The next fall, Rev. Henley began her studies at Meadville Lombard Theological School where she graduated with a Master of Divnity in 1998.   Her emphasis was in world religions, preaching, and feminist theology. She studied the historical Jesus at the Lutheran Theological School with professors of the "Jesus Seminar." She studied an early Christian history course of Rosemary Radford Ruether. 
    She was most recently the settled minister at Universalist National Memorial Church, Washington, D.C., from 2006 until this year. The Church was built in 1928-30 to serve as the "national" church of the Universalist Church of America. It was in Washington, in the Church where Clara Barton, founder of the American Red Cross, attended that Rev. Henley began to appreciate and understand Universalism and what a post-modern Universalism could mean for our free, religious tradition of the twenty-first century. 
    Prior to her last settlement, Rev. Lillie served the Westside Unitarian Universalist Church of Fort Worth, Texas, from 2001 through 2004.
    She was an interim ministeer for the First Unitarian Church of Toledo, Ohio, 1999 to 2001, and an interim for the Unitarian Universalist Fellowship of Winston-Salem, North Carolina, 1998 through 1999.

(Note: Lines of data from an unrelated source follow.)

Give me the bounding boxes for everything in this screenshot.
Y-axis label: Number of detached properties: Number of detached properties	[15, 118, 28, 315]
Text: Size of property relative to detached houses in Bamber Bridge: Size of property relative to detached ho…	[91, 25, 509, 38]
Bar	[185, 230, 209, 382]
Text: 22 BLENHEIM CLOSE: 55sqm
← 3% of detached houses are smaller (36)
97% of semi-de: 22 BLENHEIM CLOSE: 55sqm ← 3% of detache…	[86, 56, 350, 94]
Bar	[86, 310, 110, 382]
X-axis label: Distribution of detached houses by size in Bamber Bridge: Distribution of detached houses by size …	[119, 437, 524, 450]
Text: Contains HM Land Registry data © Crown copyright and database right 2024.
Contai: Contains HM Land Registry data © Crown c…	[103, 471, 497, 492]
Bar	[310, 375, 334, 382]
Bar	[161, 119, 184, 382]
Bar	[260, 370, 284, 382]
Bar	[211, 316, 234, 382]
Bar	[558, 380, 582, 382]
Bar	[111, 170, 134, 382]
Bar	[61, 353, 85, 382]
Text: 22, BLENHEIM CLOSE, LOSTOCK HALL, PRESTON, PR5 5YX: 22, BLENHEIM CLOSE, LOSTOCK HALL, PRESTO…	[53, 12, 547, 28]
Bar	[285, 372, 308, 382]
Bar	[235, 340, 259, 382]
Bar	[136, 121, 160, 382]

    She has also served as a hospital chaplain and has volunteered at various hospitals during her parish ministries.
    Throughout her adult life, Rev. Henley has been involved in two primary social justice issues: addressing the needs of the hungry and the homeless. She has worked with the Chicago Coalition for the Homeless; Westaid, a crisis ministry for the hundgry on the west side of Fort Worth; and Crisis Control Ministry of Winston-Salem, as well as other food pantries.
    Other concerns for her are "justice for children" and the many forms that may take, and women's rights.

   Rev. Henley
grew up a Baptist at the Fellowship Baptist Church, in Nederland. Her mother was a Baptist, her father an atheist. Rev. Lillie was very involved with her church and by the time she was twelve believed she was called to the ministry. That is, called as a missionary, because women were not allowed to be ministers in the church, but were encouraged to travel abroad to share the "good news!"
    The summer after she graduated from high school, she left her Baptist church, because she felt it was too theologically exclusive.

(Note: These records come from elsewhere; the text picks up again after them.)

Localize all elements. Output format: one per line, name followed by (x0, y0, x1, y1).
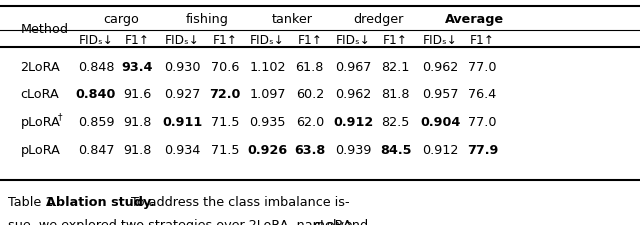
Text: F1↑: F1↑ (470, 34, 495, 47)
Text: and: and (344, 219, 369, 225)
Text: 0.962: 0.962 (422, 61, 458, 74)
Text: 0.934: 0.934 (164, 144, 200, 157)
Text: 63.8: 63.8 (294, 144, 325, 157)
Text: dredger: dredger (353, 13, 403, 26)
Text: 82.5: 82.5 (381, 116, 410, 129)
Text: 82.1: 82.1 (381, 61, 410, 74)
Text: 76.4: 76.4 (468, 88, 497, 101)
Text: 60.2: 60.2 (296, 88, 324, 101)
Text: tanker: tanker (272, 13, 313, 26)
Text: 0.962: 0.962 (335, 88, 371, 101)
Text: 0.967: 0.967 (335, 61, 371, 74)
Text: 91.8: 91.8 (124, 144, 152, 157)
Text: Method: Method (20, 23, 68, 36)
Text: 1.102: 1.102 (249, 61, 286, 74)
Text: To address the class imbalance is-: To address the class imbalance is- (131, 196, 350, 209)
Text: FIDₛ↓: FIDₛ↓ (165, 34, 200, 47)
Text: 93.4: 93.4 (122, 61, 154, 74)
Text: sue, we explored two strategies over 2LoRA, namely: sue, we explored two strategies over 2Lo… (8, 219, 348, 225)
Text: 71.5: 71.5 (211, 144, 239, 157)
Text: 61.8: 61.8 (296, 61, 324, 74)
Text: 91.8: 91.8 (124, 116, 152, 129)
Text: cLoRA: cLoRA (20, 88, 60, 101)
Text: FIDₛ↓: FIDₛ↓ (79, 34, 113, 47)
Text: 84.5: 84.5 (380, 144, 412, 157)
Text: F1↑: F1↑ (125, 34, 150, 47)
Text: fishing: fishing (186, 13, 228, 26)
Text: †: † (58, 112, 62, 121)
Text: 0.935: 0.935 (249, 116, 286, 129)
Text: Average: Average (445, 13, 504, 26)
Text: 0.840: 0.840 (76, 88, 116, 101)
Text: 0.859: 0.859 (77, 116, 115, 129)
Text: 70.6: 70.6 (211, 61, 239, 74)
Text: 91.6: 91.6 (124, 88, 152, 101)
Text: 0.939: 0.939 (335, 144, 371, 157)
Text: 81.8: 81.8 (381, 88, 410, 101)
Text: F1↑: F1↑ (298, 34, 322, 47)
Text: 0.930: 0.930 (164, 61, 201, 74)
Text: 0.904: 0.904 (420, 116, 461, 129)
Text: cLoRA: cLoRA (314, 219, 353, 225)
Text: 0.927: 0.927 (164, 88, 200, 101)
Text: 0.847: 0.847 (77, 144, 115, 157)
Text: Ablation study.: Ablation study. (46, 196, 155, 209)
Text: 0.911: 0.911 (163, 116, 202, 129)
Text: 0.912: 0.912 (422, 144, 458, 157)
Text: 0.912: 0.912 (333, 116, 373, 129)
Text: 77.0: 77.0 (468, 61, 497, 74)
Text: pLoRA: pLoRA (20, 116, 60, 129)
Text: 77.9: 77.9 (467, 144, 499, 157)
Text: cargo: cargo (104, 13, 140, 26)
Text: pLoRA: pLoRA (20, 144, 60, 157)
Text: F1↑: F1↑ (383, 34, 408, 47)
Text: 0.957: 0.957 (422, 88, 459, 101)
Text: 62.0: 62.0 (296, 116, 324, 129)
Text: 72.0: 72.0 (209, 88, 241, 101)
Text: 0.848: 0.848 (77, 61, 115, 74)
Text: FIDₛ↓: FIDₛ↓ (336, 34, 371, 47)
Text: 77.0: 77.0 (468, 116, 497, 129)
Text: 1.097: 1.097 (249, 88, 286, 101)
Text: F1↑: F1↑ (213, 34, 237, 47)
Text: Table 1.: Table 1. (8, 196, 57, 209)
Text: FIDₛ↓: FIDₛ↓ (250, 34, 285, 47)
Text: 71.5: 71.5 (211, 116, 239, 129)
Text: 2LoRA: 2LoRA (20, 61, 60, 74)
Text: 0.926: 0.926 (248, 144, 287, 157)
Text: FIDₛ↓: FIDₛ↓ (423, 34, 458, 47)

Director of Faith Development

    Patti Withers is a UUA Credentialed Religious Educator at the Masters Level. She became a Universalist ( theologically) during high school and a UU in 1991. She earned a BA in Education with majors in mathematics and history from the University of Nebraska at Kearney and a Masters in Education Administration from the University of Hawaii. Professionally, she was a middle and high school math teacher before becoming a religious educator. She served as Director of Religious Education at the First Universalist Society of Rochester, NY, and the First Unitarian Universalist Church of Houston, TX, before joining the staff at Thoreau.
    Personally, she is married, the mother of a son and daughter and the grandmother of two boys and a girl. She adds, "I believe that the primary goals of Unitarian Universalist Faith Development are to provide each child and youth with the ability to determine her or his own spiritual beliefs, discover his or her own ethical compass and develop the skills and confidence to carry them out in the world. In order to help the children and youth on this quest, we provide lessons based on the wisdom of the world's faith traditions, guided by the Unitarian Universalist Principles, and grounded in a community where discussion and questioning are not only allowed, but actively encouraged."